By the end of the season, the show sets you up for a number of changes that take place in Season Four. Again, some good, some bad, but you gotta give 'em points for mixing it up. Old villains return (much to my delight), new villains are revealed, and the traditional character pairings are shuffled and tested in all new ways. It is another jam-packed season.
As far as the DVD itself goes, it's on par with those that came before. The discs are housed in three plastic snap cases that fit into a sleeve. The artwork is nice, even if Ronon does look a bit too manic in some of the shots. The special features on these discs are always very fan-friendly. There's a commentary on almost every episode but not every commentary is worth listening to, especially if you're a casual fan. And I wish they had listed who gives the commentary on the liner notes but alas, they don't. Each disc has one "Mission Directive," a behind-the-scenes featurette from the director's POV. I'm a production junkie so these are a favorite of mine. You'll also find an assortment of other featurettes, including an introduction to Rachel Luttrell and a look at the special-effects department. I found these to be hit and miss. Some were interesting and some were longer than they needed to be.
The quality of the DVD is excellent, as it should be for a current show, and the audio is really great if you can take advantage of the surround sound. There's nothing cooler than the majestic Stargate: Atlantis theme pouring out of your speakers when you bring up the navigation screens. The menus make clever use of the show's on-screen computer stylings and I appreciate that attention to detail.
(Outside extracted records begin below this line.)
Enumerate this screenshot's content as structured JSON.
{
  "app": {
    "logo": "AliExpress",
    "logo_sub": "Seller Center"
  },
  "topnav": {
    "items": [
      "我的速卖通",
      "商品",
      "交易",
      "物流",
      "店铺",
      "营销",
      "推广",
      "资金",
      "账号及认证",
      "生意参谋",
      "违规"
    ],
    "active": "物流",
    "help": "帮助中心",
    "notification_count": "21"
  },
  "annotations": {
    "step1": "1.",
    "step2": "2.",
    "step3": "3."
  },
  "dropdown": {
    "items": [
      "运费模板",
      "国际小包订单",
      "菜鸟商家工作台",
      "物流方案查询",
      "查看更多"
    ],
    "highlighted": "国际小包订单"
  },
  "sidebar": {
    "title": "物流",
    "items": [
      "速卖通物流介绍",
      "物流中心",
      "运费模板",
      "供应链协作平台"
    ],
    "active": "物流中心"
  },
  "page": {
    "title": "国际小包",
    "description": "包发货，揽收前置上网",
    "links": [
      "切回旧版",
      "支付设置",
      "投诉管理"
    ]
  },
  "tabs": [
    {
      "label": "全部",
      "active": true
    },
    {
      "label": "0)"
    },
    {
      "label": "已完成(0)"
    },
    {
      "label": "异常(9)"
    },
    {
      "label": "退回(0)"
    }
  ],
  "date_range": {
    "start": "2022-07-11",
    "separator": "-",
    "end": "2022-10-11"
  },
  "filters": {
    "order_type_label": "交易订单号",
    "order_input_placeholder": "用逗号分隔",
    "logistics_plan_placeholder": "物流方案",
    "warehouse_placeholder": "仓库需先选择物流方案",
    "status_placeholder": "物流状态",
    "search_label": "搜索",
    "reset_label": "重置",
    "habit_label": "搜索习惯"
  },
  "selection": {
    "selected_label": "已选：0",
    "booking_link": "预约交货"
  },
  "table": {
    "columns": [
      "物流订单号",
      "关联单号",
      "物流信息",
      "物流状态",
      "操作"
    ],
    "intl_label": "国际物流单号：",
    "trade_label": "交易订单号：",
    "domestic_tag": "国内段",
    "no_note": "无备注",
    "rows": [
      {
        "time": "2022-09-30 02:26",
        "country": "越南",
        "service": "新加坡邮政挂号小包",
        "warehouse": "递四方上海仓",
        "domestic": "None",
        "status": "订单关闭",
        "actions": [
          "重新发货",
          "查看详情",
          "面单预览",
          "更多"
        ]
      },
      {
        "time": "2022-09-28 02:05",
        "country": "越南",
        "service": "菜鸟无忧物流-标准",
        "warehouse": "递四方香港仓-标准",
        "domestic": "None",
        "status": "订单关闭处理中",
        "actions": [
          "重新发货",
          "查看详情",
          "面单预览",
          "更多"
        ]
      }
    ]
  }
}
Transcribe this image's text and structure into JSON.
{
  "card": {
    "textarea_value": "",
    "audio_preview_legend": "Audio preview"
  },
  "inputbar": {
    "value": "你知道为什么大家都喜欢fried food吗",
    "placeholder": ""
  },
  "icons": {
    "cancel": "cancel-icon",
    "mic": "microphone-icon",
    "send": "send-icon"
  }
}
While not as strong as the prior season, Stargate: Atlantis—The Complete Third Season still manages to find new ways to thrill, with great action sequences, amazing visuals, and snappy scripts. But the thing that brings me back week after week are the characters. Sheppard, Teyla, Ronon, and even McKay, are all people I'd enjoy spending a day with; that's not something I can say about too many other characters on TV today.
This court finds Stargate: Atlantis—The Complete Third Season not guilty on this planet or anywhere else in the galaxy.